Os Estados Unidos se orgulham de terem sido fundados com base em uma rebelião contra a nobreza e a aristocracia (embora não tenha sido uma luta contra as elites), mas têm sua história infestada de clãs políticos, desde os Adams até os Roosevelt, passando pelos Kennedy e, agora, pelos Bush e pelos Clinton. Mas, os EUA não acreditam, atualmente, em Camelot, como era popularmente conhecido o mítico período kennediano.

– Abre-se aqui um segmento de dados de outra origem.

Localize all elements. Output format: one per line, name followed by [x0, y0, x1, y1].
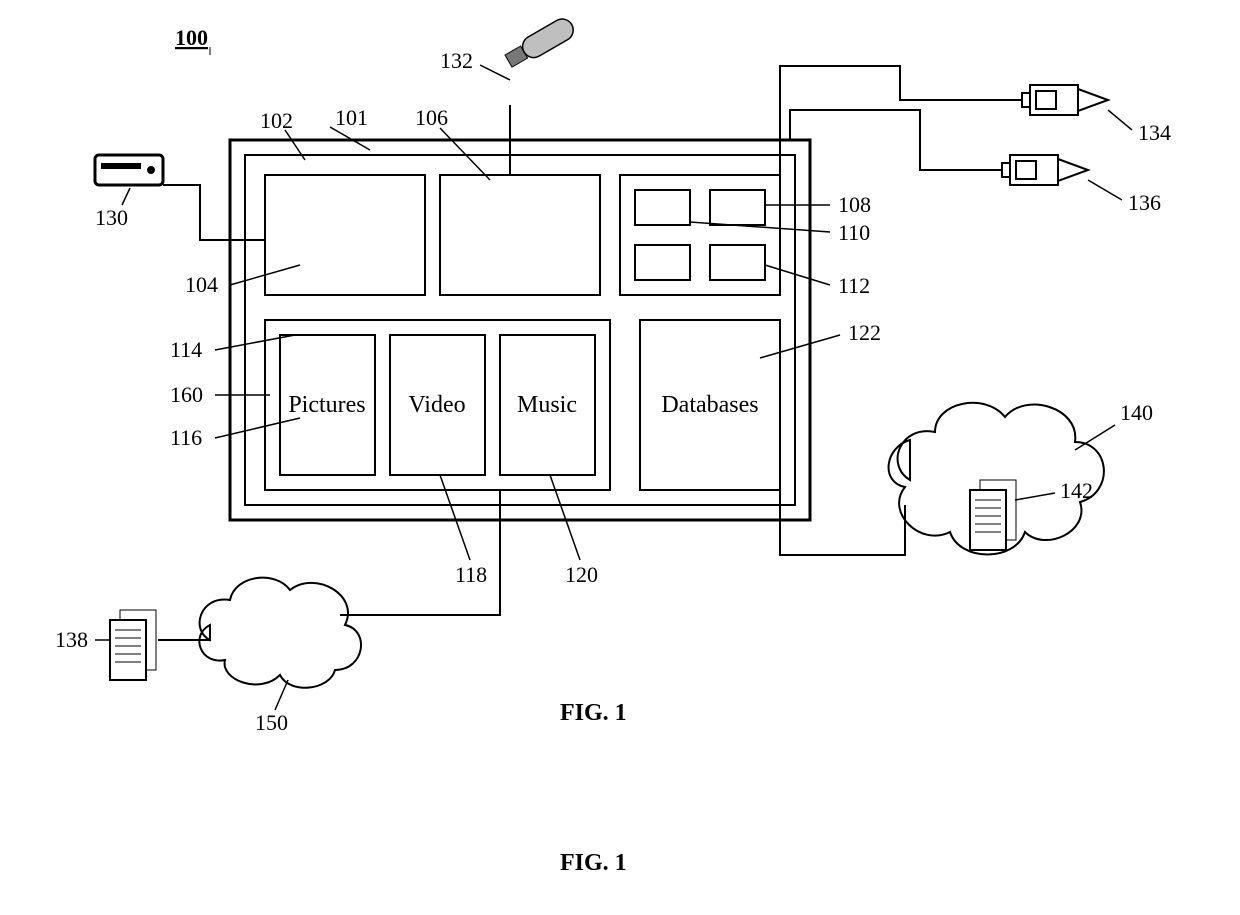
camera-icon-134 — [1022, 85, 1108, 115]
lead-112 — [765, 265, 830, 285]
ref-122: 122 — [848, 320, 881, 345]
ref-142: 142 — [1060, 478, 1093, 503]
label-video: Video — [408, 392, 465, 418]
drive-icon — [95, 155, 163, 185]
camera-icon-136 — [1002, 155, 1088, 185]
conn-122-140 — [780, 490, 905, 555]
ref-140: 140 — [1120, 400, 1153, 425]
server-icon-142 — [970, 480, 1016, 550]
figure-caption: FIG. 1 — [560, 700, 627, 726]
ref-132: 132 — [440, 48, 473, 73]
ref-120: 120 — [565, 562, 598, 587]
frame-102 — [245, 155, 795, 505]
box-108-group — [620, 175, 780, 295]
ref-116: 116 — [170, 425, 202, 450]
conn-134 — [780, 66, 1022, 175]
figure-caption-2: FIG. 1 — [560, 850, 627, 876]
label-music: Music — [517, 392, 577, 418]
lead-130 — [122, 188, 130, 205]
ref-100: 100 — [175, 25, 208, 50]
ref-138: 138 — [55, 627, 88, 652]
ref-101: 101 — [335, 105, 368, 130]
ref-102: 102 — [260, 108, 293, 133]
ref-118: 118 — [455, 562, 487, 587]
ref-130: 130 — [95, 205, 128, 230]
ref-106: 106 — [415, 105, 448, 130]
box-106 — [440, 175, 600, 295]
box-small-tl — [635, 190, 690, 225]
box-small-tr-108 — [710, 190, 765, 225]
usb-icon — [503, 15, 577, 71]
conn-150-frame — [340, 490, 500, 615]
lead-136 — [1088, 180, 1122, 200]
lead-150 — [275, 680, 288, 710]
label-databases: Databases — [661, 392, 758, 418]
server-icon-138 — [110, 610, 156, 680]
lead-122 — [760, 335, 840, 358]
lead-120 — [550, 475, 580, 560]
ref-114: 114 — [170, 337, 202, 362]
ref-110: 110 — [838, 220, 870, 245]
ref-108: 108 — [838, 192, 871, 217]
box-small-br-112 — [710, 245, 765, 280]
ref-112: 112 — [838, 273, 870, 298]
box-small-bl — [635, 245, 690, 280]
ref-104: 104 — [185, 272, 218, 297]
cloud-150 — [199, 578, 361, 688]
lead-114 — [215, 335, 295, 350]
conn-130 — [163, 185, 265, 240]
lead-118 — [440, 475, 470, 560]
lead-140 — [1075, 425, 1115, 450]
ref-136: 136 — [1128, 190, 1161, 215]
ref-150: 150 — [255, 710, 288, 735]
label-pictures: Pictures — [288, 392, 365, 418]
lead-134 — [1108, 110, 1132, 130]
conn-136 — [790, 110, 1002, 170]
frame-101 — [230, 140, 810, 520]
lead-116 — [215, 418, 300, 438]
ref-134: 134 — [1138, 120, 1171, 145]
ref-160: 160 — [170, 382, 203, 407]
lead-132 — [480, 65, 510, 80]
box-104 — [265, 175, 425, 295]
system-diagram: Pictures Video Music Databases — [0, 0, 1240, 915]
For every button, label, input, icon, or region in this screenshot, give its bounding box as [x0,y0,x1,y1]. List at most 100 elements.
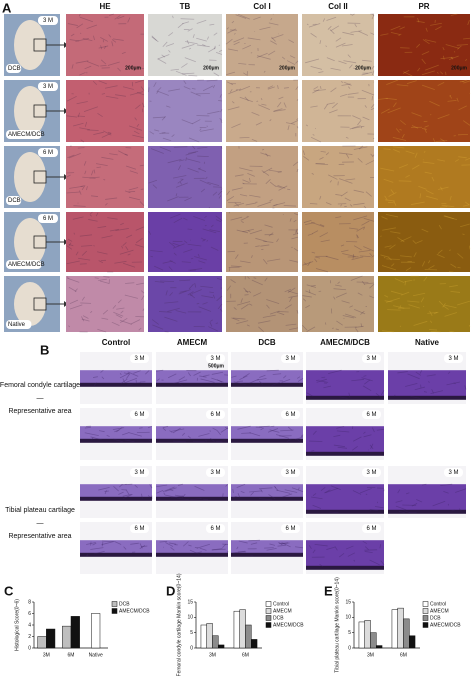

Segundo Hess, a “marca Bush” conta com dois aspectos positivos do pai de Jeb (George H. W. Bush, presidente de 1989 a 1993), mas inclui também os negativos do mandato de seu irmão (George W. Bush, presidente de 2001 a 2009). Um exemplo disso é que, na sexta-feira, o Pentágono divulgou 198 fotos que comprovam que os soldados norte-americanos torturavam seus presos no Afeganistão e no Iraque durante o último governo Bush.

A universidade de Brown calculou, há alguns anos, que quase 9% dos membros do Congresso tinham algum parente que já havia feito parte da Câmara anteriormente. Para alguns, isso é um ativo. Por isso, na semana passada, uma mulher, que provavelmente também fez Jeb Bush chorar em algumas ocasiões, apareceu para ajudar. Barbara Bush, de 90 anos, participou de um ato de campanha para lembrar ao público quem ela e seu filho são.

Ela, inclusive, brincou, dizendo que a Casa Branca já tinha sido ocupada por Bush demais. “Eu não tinha planejado isso, mas Jeb é o mais inteligente, carinhoso e disciplinado... não por mim!”, disse Barbara aos eleitores de Nova Hampshire. E o pré-candidato republicano também aproveitou a ocasião para exibir seu escudo heráldico: “Tenho muito orgulho de ser um Bush”.

O ex-governador da Flórida, que quando formalizou sua candidatura parecia um aspirante de livro, foi atropelado pelo turbilhão causado pelo senador texano Ted Cruz e pelo magnata Donald Trump. Em Iowa, Bush conseguiu apenas 2,8% dos votos. No entanto, Hess adverte: “Talvez os meios considerem que ele está quase acabado, mas, se ele tiver um desempenho um pouco melhor em Nova Hampshire, pode se recuperar. Jeb Bush, em comparação com os outros republicanos, tem dinheiro suficiente para continuar a financiar sua campanha”.

Apesar de Clinton ter empatado com Sanders em Iowa, e estar por baixo de seu rival nas pesquisas de intenção de voto em Nova Hampshire, continua sendo a favorita para ganhar as primárias entre os democratas.

“Não importa quem ganhe, agora e nas eleições presidenciais de novembro. A dinastia Bush não terminará sob nenhum conceito. Os filhos de Jeb também estão fazendo carreira política”, ressalta Hess.

John Bush está ajudando o pai na campanha, e seu irmão, George, que faz parte do governo do Texas, foi o encarregado de apresentar o candidato republicano aos eleitores em um comício em Bedford, na sexta-feira, a três dias das primárias de Nova Hampshire.